A lot of experts and traders think that the Federal Reserve will lower its key interest rate by another quarter of a percentage point on December 18. They will then take a break until their first meeting in 2025.
Tim Duy, chief economist at SGH Macro Advisors, said that this expectation was strengthened by the fact that other Fed officials “lack pushed back” and key Fed Governor Christopher Waller said he was moving towards a December cut.
Another person who thought the Fed would cut rates this month was Roger Ferguson, who used to be a vice chairman of the Fed.
“This is going to be a close call in the end,” Ferguson said. “They are likely to go with 25 basis points and then definitely be in pause and wait-and-see mode.”
But after seeing the November jobs report on Friday and other new information, a lot of economists and market players are wondering if the Fed should just take a break in December.
Chief economist at Apollo Management Torsten Slok said that his hedge fund friends have even begun to talk about whether a rate hike should be the next thing the Fed does. The Fed’s main rate is now between 4.5% and 4.75%.
Here are some of the most important questions about the Fed’s choice in December.
Would it hurt the job market if rates stay high?
One main reason Fed officials give for keeping rates low is that they are now “restrictive,” which means they are too high and slowing down a healthy job market.
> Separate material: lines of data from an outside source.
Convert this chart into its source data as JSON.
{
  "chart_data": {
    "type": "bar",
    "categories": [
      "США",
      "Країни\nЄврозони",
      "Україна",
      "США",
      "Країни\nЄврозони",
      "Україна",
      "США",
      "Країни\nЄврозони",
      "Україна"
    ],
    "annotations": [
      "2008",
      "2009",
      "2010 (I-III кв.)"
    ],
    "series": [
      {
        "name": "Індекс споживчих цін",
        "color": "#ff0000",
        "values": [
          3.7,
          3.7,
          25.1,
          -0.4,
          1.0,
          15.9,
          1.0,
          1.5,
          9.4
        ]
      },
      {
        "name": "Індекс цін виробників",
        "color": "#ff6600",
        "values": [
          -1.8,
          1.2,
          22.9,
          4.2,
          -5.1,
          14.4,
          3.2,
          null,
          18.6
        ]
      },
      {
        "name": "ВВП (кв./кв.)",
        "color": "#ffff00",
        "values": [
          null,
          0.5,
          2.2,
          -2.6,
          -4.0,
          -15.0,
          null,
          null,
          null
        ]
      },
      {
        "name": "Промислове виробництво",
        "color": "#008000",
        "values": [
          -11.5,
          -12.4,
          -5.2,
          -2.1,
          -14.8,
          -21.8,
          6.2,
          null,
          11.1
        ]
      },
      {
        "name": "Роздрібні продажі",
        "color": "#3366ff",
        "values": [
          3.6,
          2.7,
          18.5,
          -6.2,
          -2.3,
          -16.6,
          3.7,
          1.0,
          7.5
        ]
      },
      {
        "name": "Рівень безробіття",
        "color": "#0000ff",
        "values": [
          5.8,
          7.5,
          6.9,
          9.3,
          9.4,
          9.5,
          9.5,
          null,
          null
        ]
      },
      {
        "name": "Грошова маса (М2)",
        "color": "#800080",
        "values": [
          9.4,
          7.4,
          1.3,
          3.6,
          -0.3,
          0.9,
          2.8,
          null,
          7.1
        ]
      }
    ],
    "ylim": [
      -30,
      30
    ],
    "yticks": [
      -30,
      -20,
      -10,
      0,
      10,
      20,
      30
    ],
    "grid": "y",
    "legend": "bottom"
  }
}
Some people are afraid that this brake will stop the job market for too long, which is known to be very hard to get going again.
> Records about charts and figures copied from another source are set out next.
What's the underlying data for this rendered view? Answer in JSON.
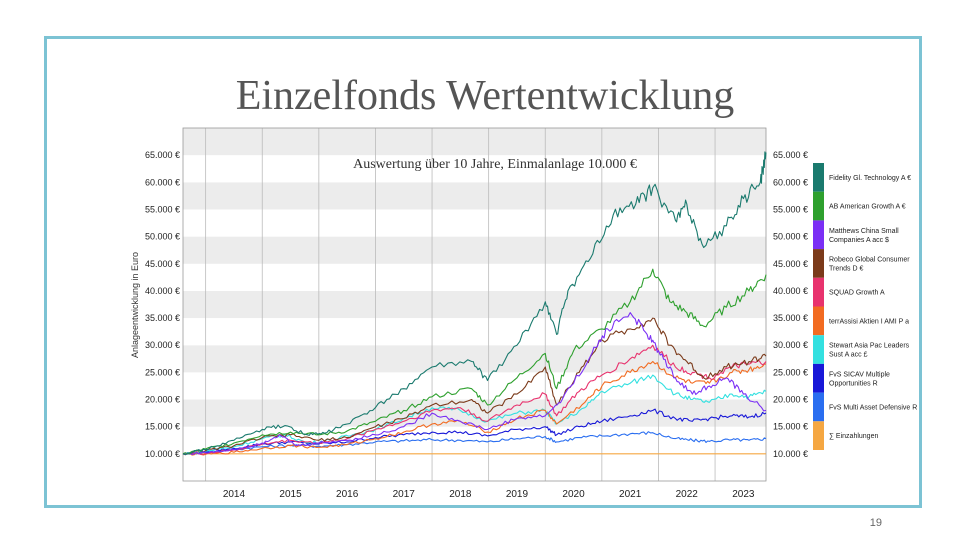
{
  "slide": {
    "title": "Einzelfonds Wertentwicklung",
    "page_number": "19",
    "frame_color": "#7cc3d4"
  },
  "chart_data": {
    "type": "line",
    "subtitle": "Auswertung über 10 Jahre, Einmalanlage 10.000 €",
    "ylabel": "Anlageentwicklung in Euro",
    "ylim": [
      5000,
      70000
    ],
    "y_ticks": [
      "10.000 €",
      "15.000 €",
      "20.000 €",
      "25.000 €",
      "30.000 €",
      "35.000 €",
      "40.000 €",
      "45.000 €",
      "50.000 €",
      "55.000 €",
      "60.000 €",
      "65.000 €"
    ],
    "y_tick_values": [
      10000,
      15000,
      20000,
      25000,
      30000,
      35000,
      40000,
      45000,
      50000,
      55000,
      60000,
      65000
    ],
    "xlim": [
      2013.6,
      2023.9
    ],
    "x_tick_labels": [
      "2014",
      "2015",
      "2016",
      "2017",
      "2018",
      "2019",
      "2020",
      "2021",
      "2022",
      "2023"
    ],
    "grid": true,
    "legend_position": "right",
    "series": [
      {
        "name": "Fidelity Gl. Technology A €",
        "color": "#1a7a6e",
        "x": [
          2013.6,
          2014.0,
          2014.5,
          2015.0,
          2015.4,
          2015.8,
          2016.1,
          2016.5,
          2017.0,
          2017.5,
          2018.0,
          2018.7,
          2018.98,
          2019.5,
          2020.0,
          2020.2,
          2020.4,
          2020.8,
          2021.2,
          2021.6,
          2021.9,
          2022.3,
          2022.5,
          2022.8,
          2023.2,
          2023.5,
          2023.8,
          2023.9
        ],
        "values": [
          10000,
          10800,
          12500,
          14500,
          15200,
          13500,
          13800,
          15500,
          18500,
          22000,
          26000,
          27000,
          23500,
          30000,
          38000,
          32000,
          40000,
          46000,
          54000,
          56000,
          59000,
          53000,
          56000,
          48000,
          52000,
          57000,
          60000,
          65500
        ]
      },
      {
        "name": "AB American Growth A €",
        "color": "#2ea02e",
        "x": [
          2013.6,
          2014.0,
          2014.5,
          2015.0,
          2015.5,
          2016.0,
          2016.5,
          2017.0,
          2017.5,
          2018.0,
          2018.7,
          2018.98,
          2019.5,
          2020.0,
          2020.2,
          2020.5,
          2021.0,
          2021.5,
          2021.9,
          2022.2,
          2022.5,
          2022.8,
          2023.2,
          2023.6,
          2023.9
        ],
        "values": [
          10000,
          10900,
          12000,
          13500,
          14000,
          13500,
          14200,
          16000,
          18000,
          20500,
          22000,
          19000,
          24000,
          28500,
          22000,
          29000,
          33000,
          38000,
          44000,
          38000,
          36000,
          33500,
          37000,
          40000,
          43000
        ]
      },
      {
        "name": "Matthews China Small Companies A acc $",
        "color": "#7b2ff5",
        "x": [
          2013.6,
          2014.0,
          2014.5,
          2015.0,
          2015.3,
          2015.6,
          2016.0,
          2016.5,
          2017.0,
          2017.5,
          2018.0,
          2018.5,
          2018.98,
          2019.5,
          2020.0,
          2020.3,
          2020.8,
          2021.1,
          2021.5,
          2021.8,
          2022.0,
          2022.3,
          2022.6,
          2022.9,
          2023.2,
          2023.5,
          2023.9
        ],
        "values": [
          10000,
          10200,
          10800,
          12000,
          13500,
          11500,
          12000,
          12500,
          13500,
          15000,
          17500,
          16000,
          14500,
          16500,
          17000,
          20000,
          28000,
          33000,
          36000,
          32000,
          29000,
          24000,
          21000,
          22500,
          24000,
          21000,
          18000
        ]
      },
      {
        "name": "Robeco Global Consumer Trends D €",
        "color": "#7b3a1a",
        "x": [
          2013.6,
          2014.0,
          2014.5,
          2015.0,
          2015.5,
          2016.0,
          2016.5,
          2017.0,
          2017.5,
          2018.0,
          2018.7,
          2018.98,
          2019.5,
          2020.0,
          2020.2,
          2020.6,
          2021.0,
          2021.5,
          2021.9,
          2022.2,
          2022.5,
          2022.8,
          2023.2,
          2023.6,
          2023.9
        ],
        "values": [
          10000,
          10600,
          11500,
          13000,
          13500,
          12500,
          13000,
          15000,
          16500,
          19000,
          20000,
          17500,
          21000,
          26000,
          19000,
          25000,
          31000,
          33000,
          35000,
          30000,
          27000,
          24000,
          26000,
          27000,
          28000
        ]
      },
      {
        "name": "SQUAD Growth A",
        "color": "#e8336e",
        "x": [
          2013.6,
          2014.0,
          2014.5,
          2015.0,
          2015.5,
          2016.0,
          2016.5,
          2017.0,
          2017.5,
          2018.0,
          2018.5,
          2018.98,
          2019.5,
          2020.0,
          2020.2,
          2020.6,
          2021.0,
          2021.5,
          2021.9,
          2022.3,
          2022.6,
          2022.9,
          2023.3,
          2023.6,
          2023.9
        ],
        "values": [
          10000,
          10100,
          10700,
          11800,
          12500,
          12000,
          12800,
          14500,
          16000,
          18000,
          18500,
          16000,
          19000,
          21000,
          17000,
          21500,
          24500,
          27500,
          30000,
          26000,
          25000,
          24000,
          26000,
          26500,
          27000
        ]
      },
      {
        "name": "terrAssisi Aktien I AMI P a",
        "color": "#f26b21",
        "x": [
          2013.6,
          2014.0,
          2014.5,
          2015.0,
          2015.5,
          2016.0,
          2016.5,
          2017.0,
          2017.5,
          2018.0,
          2018.5,
          2018.98,
          2019.5,
          2020.0,
          2020.2,
          2020.7,
          2021.0,
          2021.5,
          2021.9,
          2022.3,
          2022.6,
          2022.9,
          2023.3,
          2023.6,
          2023.9
        ],
        "values": [
          10000,
          9900,
          10300,
          11000,
          11500,
          11200,
          11700,
          12800,
          14000,
          15500,
          16000,
          14000,
          16500,
          18000,
          15500,
          19500,
          22500,
          25000,
          27000,
          24000,
          23000,
          23000,
          25000,
          25500,
          26500
        ]
      },
      {
        "name": "Stewart Asia Pac Leaders Sust A acc £",
        "color": "#33e0e0",
        "x": [
          2013.6,
          2014.0,
          2014.5,
          2015.0,
          2015.4,
          2015.8,
          2016.2,
          2016.6,
          2017.0,
          2017.5,
          2018.0,
          2018.5,
          2018.98,
          2019.5,
          2020.0,
          2020.2,
          2020.7,
          2021.0,
          2021.5,
          2021.9,
          2022.3,
          2022.6,
          2022.9,
          2023.3,
          2023.6,
          2023.9
        ],
        "values": [
          10000,
          10500,
          11300,
          12800,
          13500,
          12000,
          12500,
          13500,
          14500,
          16500,
          18500,
          18000,
          16000,
          17500,
          18000,
          15500,
          18500,
          21500,
          23000,
          24500,
          21000,
          20000,
          19500,
          21000,
          20500,
          21500
        ]
      },
      {
        "name": "FvS SICAV Multiple Opportunities R",
        "color": "#1818d8",
        "x": [
          2013.6,
          2014.0,
          2014.5,
          2015.0,
          2015.5,
          2016.0,
          2016.5,
          2017.0,
          2017.5,
          2018.0,
          2018.5,
          2018.98,
          2019.5,
          2020.0,
          2020.2,
          2020.6,
          2021.0,
          2021.5,
          2021.9,
          2022.3,
          2022.6,
          2022.9,
          2023.3,
          2023.6,
          2023.9
        ],
        "values": [
          10000,
          10400,
          11000,
          11800,
          12200,
          11800,
          12200,
          13000,
          13500,
          14000,
          14000,
          13300,
          14500,
          15000,
          13500,
          15000,
          16000,
          17000,
          18000,
          16500,
          16000,
          16500,
          17000,
          16800,
          17500
        ]
      },
      {
        "name": "FvS Multi Asset Defensive R",
        "color": "#2a6ef0",
        "x": [
          2013.6,
          2014.0,
          2014.5,
          2015.0,
          2015.5,
          2016.0,
          2016.5,
          2017.0,
          2017.5,
          2018.0,
          2018.5,
          2018.98,
          2019.5,
          2020.0,
          2020.2,
          2020.6,
          2021.0,
          2021.5,
          2021.9,
          2022.3,
          2022.6,
          2022.9,
          2023.3,
          2023.6,
          2023.9
        ],
        "values": [
          10000,
          10300,
          10800,
          11300,
          11600,
          11400,
          11700,
          12200,
          12400,
          12600,
          12500,
          12200,
          12800,
          13200,
          12200,
          13000,
          13300,
          13700,
          13900,
          12800,
          12500,
          12300,
          12600,
          12500,
          12800
        ]
      },
      {
        "name": "∑ Einzahlungen",
        "color": "#f5a742",
        "x": [
          2013.6,
          2023.9
        ],
        "values": [
          10000,
          10000
        ]
      }
    ]
  }
}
Waller said in his Monday speech, “I think that monetary policy is still restrictive.”
Slok from Apollo, on the other hand, said it was hard to see any proof that interest rates were slowing down the economy.
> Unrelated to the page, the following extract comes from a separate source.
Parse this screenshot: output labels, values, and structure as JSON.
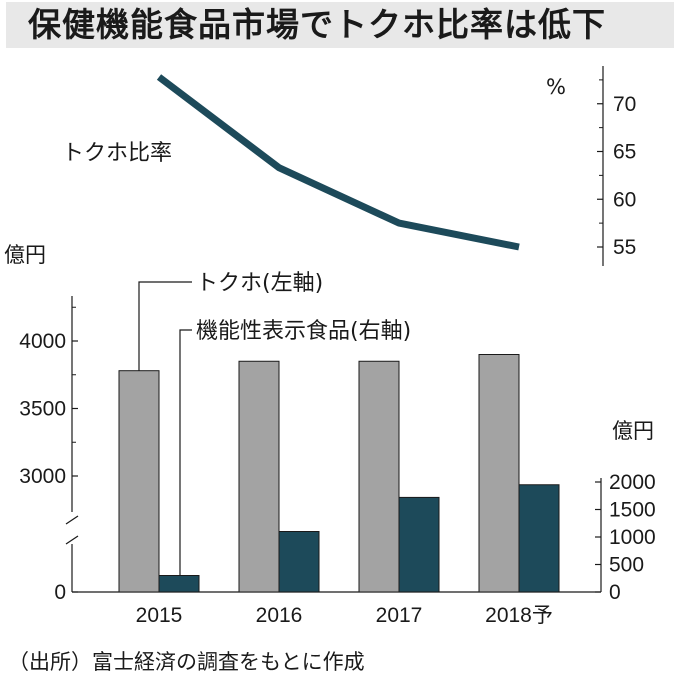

He said that the Atlanta Fed’s GDPNow estimate shows that growth will speed up to 3.3% per year in the fourth quarter. This is a lot higher than the steady 2% growth rate that the U.S. economy is thought to be at.
A lot of important parts of the job market were also better than expected in November.
Adding 227,000 jobs in November was better than the 214,000 jobs that were expected. The average hourly wage went up by 0.4%, which raised the yearly rate to 4%, which was also higher than expected.
Fed officials can’t agree on what rate would be “neutral,” which means not putting the foot down on the gas or the brake. But Fed sources say that 4% is the most likely number.
James Bullard, who used to be president of the St. Louis Fed, said that rates would be “pretty close to where they need to be” after a cut in December.
The inflation rate is going down.
A big reason why the Fed is making another cut is that they think inflation is going down.
“The more hawkish Fed officials are more worried about the recent data, while the more dovish ones see it as just a hiccup,” Duy said.
The head of the Federal Reserve, Jerome Powell, agrees with this.
In a speech to the New York Times on Wednesday, Powell said, “We’re not quite there on inflation but we’re still making progress.”
Julia Coronado, head of MacroPolicy Perspectives and former Fed employee, said the economy is “out of the inflation emergency.”
“The market was on fire, and it was clear that the Fed was behind it,” Coronado said.
But experts who want the Fed to stop raising rates are more worried about inflation.
CEO of FAO Economics Robert Brusca said, “I don’t quite understand where the Fed gets this idea that inflation is going to keep going down even as it cuts rates.”
He told them that they think inflation “will go away on its own.”
If the Fed skips December, the market might be shocked.
There is now a 90% chance that rates will be lowered in December, according to traders in option markets. When the Fed changes rates, they don’t want to surprise the markets.
Ferguson said, “Whether they like it or not, the market expectations will have to be taken away pretty quickly, and I’m not sure they have room to do that.”
He also said, “But this Fed can also back down at the last minute, so we’ll have to see.”